We're not trying to produce a nutritionally complete output on the farm, but that's still ~70 lb / 31.7 kg of food a week on average.
Now, let's assume a family of three - an average person needs around 2,000 kcal a day. That's 2,000 * 365 * 3, or around 2,200,000 kcal a year. So, you come quite a bit short. And that's on a good year; you're gonna have bad years, too.
Also a function of climate and soil. In the 19th century, settlers in the plains - Nebraska, Wyoming, etc - often couldn't make it work on 640 acres granted by the government. In contrast, there are eastern states where 20 acres would be more than enough.
(Farming in the West is now much more viable thanks to deep wells and mechanical irrigation, but that's a capital-intensive and resource-intensive approach that works best at a scale.)
The problem with your math is that it assumes the 3k lb yield from gp comment is for potatoes. Your crop yield depends a lot on the crop. Aparently you can get between 10-30 tons of potatoes per acre (that range is from beginner yields to expert) which would be 7-21 million calories per year. Plenty of room, then, to grow a number of other crops to eat a balanced diet.
Boring as hell after a while but it'd keep you alive.
On a typical day in 1844, the average adult Irishman ate about 13 pounds of potatoes. At five potatoes to the pound, that’s 65 potatoes a day. The average for all men, women, and children was a more modest 9 pounds, or 45 potatoes.
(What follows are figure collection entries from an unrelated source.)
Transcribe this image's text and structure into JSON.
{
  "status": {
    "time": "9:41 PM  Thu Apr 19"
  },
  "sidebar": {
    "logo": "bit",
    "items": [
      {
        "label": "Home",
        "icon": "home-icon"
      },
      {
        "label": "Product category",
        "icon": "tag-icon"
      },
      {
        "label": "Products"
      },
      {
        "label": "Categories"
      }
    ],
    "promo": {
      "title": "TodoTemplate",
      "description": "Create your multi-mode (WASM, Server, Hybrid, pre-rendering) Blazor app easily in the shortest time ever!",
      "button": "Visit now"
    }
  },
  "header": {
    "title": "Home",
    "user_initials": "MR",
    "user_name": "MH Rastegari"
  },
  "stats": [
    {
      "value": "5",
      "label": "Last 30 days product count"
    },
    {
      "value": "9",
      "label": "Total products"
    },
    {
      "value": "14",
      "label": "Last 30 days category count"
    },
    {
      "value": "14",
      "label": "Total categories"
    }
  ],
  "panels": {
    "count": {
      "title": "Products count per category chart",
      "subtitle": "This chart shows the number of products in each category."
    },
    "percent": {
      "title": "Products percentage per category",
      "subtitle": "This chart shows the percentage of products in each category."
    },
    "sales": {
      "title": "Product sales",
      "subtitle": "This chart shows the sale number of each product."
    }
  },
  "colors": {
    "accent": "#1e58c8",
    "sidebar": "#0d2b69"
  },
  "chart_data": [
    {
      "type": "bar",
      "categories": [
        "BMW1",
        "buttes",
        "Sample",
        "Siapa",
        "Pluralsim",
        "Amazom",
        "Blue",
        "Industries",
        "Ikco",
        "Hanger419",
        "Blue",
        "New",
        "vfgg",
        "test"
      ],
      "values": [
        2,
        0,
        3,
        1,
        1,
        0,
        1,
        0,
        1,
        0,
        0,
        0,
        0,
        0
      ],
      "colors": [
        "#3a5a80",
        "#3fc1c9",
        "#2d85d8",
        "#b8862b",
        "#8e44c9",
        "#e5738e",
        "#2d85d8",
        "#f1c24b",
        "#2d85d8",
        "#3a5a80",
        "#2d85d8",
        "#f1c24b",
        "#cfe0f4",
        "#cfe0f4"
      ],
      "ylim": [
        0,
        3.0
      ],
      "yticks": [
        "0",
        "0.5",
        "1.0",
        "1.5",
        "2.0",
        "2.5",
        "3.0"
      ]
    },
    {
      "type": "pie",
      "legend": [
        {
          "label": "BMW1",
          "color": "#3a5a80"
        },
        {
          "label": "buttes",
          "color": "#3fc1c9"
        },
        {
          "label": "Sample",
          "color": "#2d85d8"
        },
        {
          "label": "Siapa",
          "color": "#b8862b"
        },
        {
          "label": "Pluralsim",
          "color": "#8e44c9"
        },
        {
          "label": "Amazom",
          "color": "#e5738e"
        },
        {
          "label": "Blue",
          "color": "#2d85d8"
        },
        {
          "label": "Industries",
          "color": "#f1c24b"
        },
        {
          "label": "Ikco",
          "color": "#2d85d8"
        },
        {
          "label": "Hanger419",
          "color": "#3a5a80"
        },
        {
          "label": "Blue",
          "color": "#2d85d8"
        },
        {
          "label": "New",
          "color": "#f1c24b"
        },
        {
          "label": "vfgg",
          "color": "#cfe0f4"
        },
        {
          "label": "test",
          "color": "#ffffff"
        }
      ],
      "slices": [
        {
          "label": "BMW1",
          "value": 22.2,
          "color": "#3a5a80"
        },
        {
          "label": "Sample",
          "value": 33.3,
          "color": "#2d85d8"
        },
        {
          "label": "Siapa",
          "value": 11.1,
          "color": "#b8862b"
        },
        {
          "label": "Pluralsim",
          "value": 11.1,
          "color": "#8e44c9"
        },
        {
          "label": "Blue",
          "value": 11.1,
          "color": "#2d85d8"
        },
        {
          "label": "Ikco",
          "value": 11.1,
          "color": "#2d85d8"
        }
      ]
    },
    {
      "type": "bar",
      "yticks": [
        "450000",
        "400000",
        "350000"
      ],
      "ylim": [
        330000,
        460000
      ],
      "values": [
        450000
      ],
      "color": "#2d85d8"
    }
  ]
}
https://slate.com/culture/2001/03/putting-all-your-potatoes-...
While there are people who doubt these figures, eating 10 lbs of potatoes per day is definitely more plausible than your comment indicates.
Of course, the yields could probably be improved in order to get the 140 or so lbs needed to feed a family of 3
10 lbs of potatoes is only 3,500 calories. Which, while far in excess of a "normal" sedentary lifestyle, is completely reasonable for people working heavy labor jobs if that's their primary food source.
I have some family members who devoted about an acre and a half to a mix of crops, squashes mostly as they grow the best where they live, and for a family of 5 still had to supplement their diet pretty significantly.
At the same time, they ate more healthily than they ever had before, and often had too much of certain crops that they gave away or sold at the local farmer's market.